There’s no greater bliss than holding your newborn in your arms.
So why do you feel sad or anxious just days later—and should you be concerned?
“Anxiety before and after delivery is totally normal,” says Rikki Baldwin, DO, FACOOG, an obstetrician with Memorial Hermann Medical Group (MHMG) Cypress Multi-Specialty Clinic. “Your partner may have them, too. It can be overwhelming, especially when it’s your first baby, to have this tiny human completely dependent on you.”
Q. What causes postpartum mental health issues?
A. The female hormones of estrogen and progesterone that surged during pregnancy drop sharply after delivery—causing premenstrual-like moodiness and irritability, only more intense. “That starts the process of not feeling like yourself,” Dr. Baldwin says.
Sleepless nights and a drastic change in lifestyle also contribute, as does a history of depression or anxiety and the life stresses that affect each individual differently.
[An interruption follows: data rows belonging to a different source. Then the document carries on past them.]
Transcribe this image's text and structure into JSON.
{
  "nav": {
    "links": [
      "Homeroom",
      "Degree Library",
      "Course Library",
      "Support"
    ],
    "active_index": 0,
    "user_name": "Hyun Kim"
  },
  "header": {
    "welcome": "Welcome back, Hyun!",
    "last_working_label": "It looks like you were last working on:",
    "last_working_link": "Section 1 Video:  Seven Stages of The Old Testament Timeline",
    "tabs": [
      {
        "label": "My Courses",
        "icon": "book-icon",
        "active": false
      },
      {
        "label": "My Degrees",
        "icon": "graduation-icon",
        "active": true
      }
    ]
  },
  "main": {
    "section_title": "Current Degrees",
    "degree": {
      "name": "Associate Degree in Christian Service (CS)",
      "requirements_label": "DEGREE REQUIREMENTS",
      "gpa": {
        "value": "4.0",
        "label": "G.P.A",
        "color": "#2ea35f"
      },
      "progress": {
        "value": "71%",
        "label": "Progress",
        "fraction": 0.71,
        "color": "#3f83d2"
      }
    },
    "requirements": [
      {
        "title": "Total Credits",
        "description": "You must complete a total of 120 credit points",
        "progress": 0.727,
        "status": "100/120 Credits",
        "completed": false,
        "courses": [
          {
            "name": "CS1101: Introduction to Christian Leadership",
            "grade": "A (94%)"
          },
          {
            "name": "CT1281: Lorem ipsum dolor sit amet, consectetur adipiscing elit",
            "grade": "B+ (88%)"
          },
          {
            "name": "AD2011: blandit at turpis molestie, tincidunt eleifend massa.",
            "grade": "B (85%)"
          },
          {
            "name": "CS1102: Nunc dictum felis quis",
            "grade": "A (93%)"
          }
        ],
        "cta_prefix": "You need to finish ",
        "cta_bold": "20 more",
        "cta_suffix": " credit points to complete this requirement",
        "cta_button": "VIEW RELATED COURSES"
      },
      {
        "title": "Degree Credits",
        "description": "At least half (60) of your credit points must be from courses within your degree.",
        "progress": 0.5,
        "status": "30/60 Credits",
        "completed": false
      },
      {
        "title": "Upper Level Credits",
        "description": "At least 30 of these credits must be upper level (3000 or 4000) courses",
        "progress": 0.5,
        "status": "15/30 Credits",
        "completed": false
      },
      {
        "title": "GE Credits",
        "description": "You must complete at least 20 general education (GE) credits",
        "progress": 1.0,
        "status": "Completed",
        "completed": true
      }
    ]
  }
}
“The coronavirus pandemic has affected most people’s mental health,” Dr. Baldwin says. “It’s scary enough without caring for a little one. Many pregnant women have been on high alert through most, if not all, of their pregnancy for fear of endangering their babies by catching COVID-19.”
Q. What are symptoms of typical baby blues?
A. “You may have bouts of crying for no reason and difficulty sleeping or eating and may snap at your partner, children or baby,” Dr. Baldwin says. “Your anxiety, sadness or irritability might last a day, or up to 2 weeks. Usually it resolves on its own.”
Q. What are signs of serious postpartum depression or anxiety that needs treatment?
A. When you cannot do simple daily tasks, feel unrelenting panic or sadness, experience an overwhelming sense something bad will occur or have thoughts of harming yourself, your baby or others, your health providers need to step in.
Unlike milder emotions, such deep despair or anxiety most commonly starts 1 to 2 weeks after delivery, but can occur up to a year later.
Q. How many women get baby blues and how many have deeper postpartum depression?
A. Mild anxiety or the baby blues is common among new moms, Dr. Baldwin says. One in seven women suffers postpartum depression that needs further treatment.
There has been a spike in maternal suicides, which now hover at about 5%, according to the available data. The American College of Obstetricians and Gynecologists reports suicide now exceeds the death rate from hypertensive disorders and maternal postpartum hemorrhage.
Q. If you’re worried about someone’s struggles as a new parent, what should you do?
A. “Ask new moms how they’re feeling and how you can help,” Dr. Baldwin says. “Doctors and nurses don’t see new moms every day, so families are the front line of care. Offer a break from baby—even a half hour, so she can sleep, shower or exercise.”
And if depression and anxiety deepen, encourage new parents to see their health provider in person or virtually. “Better to risk an awkward conversation than look back with regret at what wasn’t said or dealt with,” says Dr. Baldwin.
If you’re struggling yourself, ask for help. Dr. Baldwin suggests turning off the news and avoiding social media when you feel overwhelmed. And if you feel isolated, connect with family and friends via phone or virtual visits.
Q. How is postpartum depression treated?
A. After talking with your doctor, you may be prescribed an antidepressant or anti-anxiety drug—keeping in mind your baby’s health as well as your own, Dr. Baldwin says. Any medications may be short-term and will start with a low dose, increasing as needed.
“Talk therapy or referral to a mental health professional can help you feel supported so you can return to your family in a healthier state,” she says. “We don’t want women to harm themselves or others, so in extreme cases we may need to hospitalize a mom to help her get through her crisis.”
In most cases, this too will pass. “Trust your instincts,” Dr. Baldwin says. “You, along with your health care team, will make the right decisions for yourself and your baby.”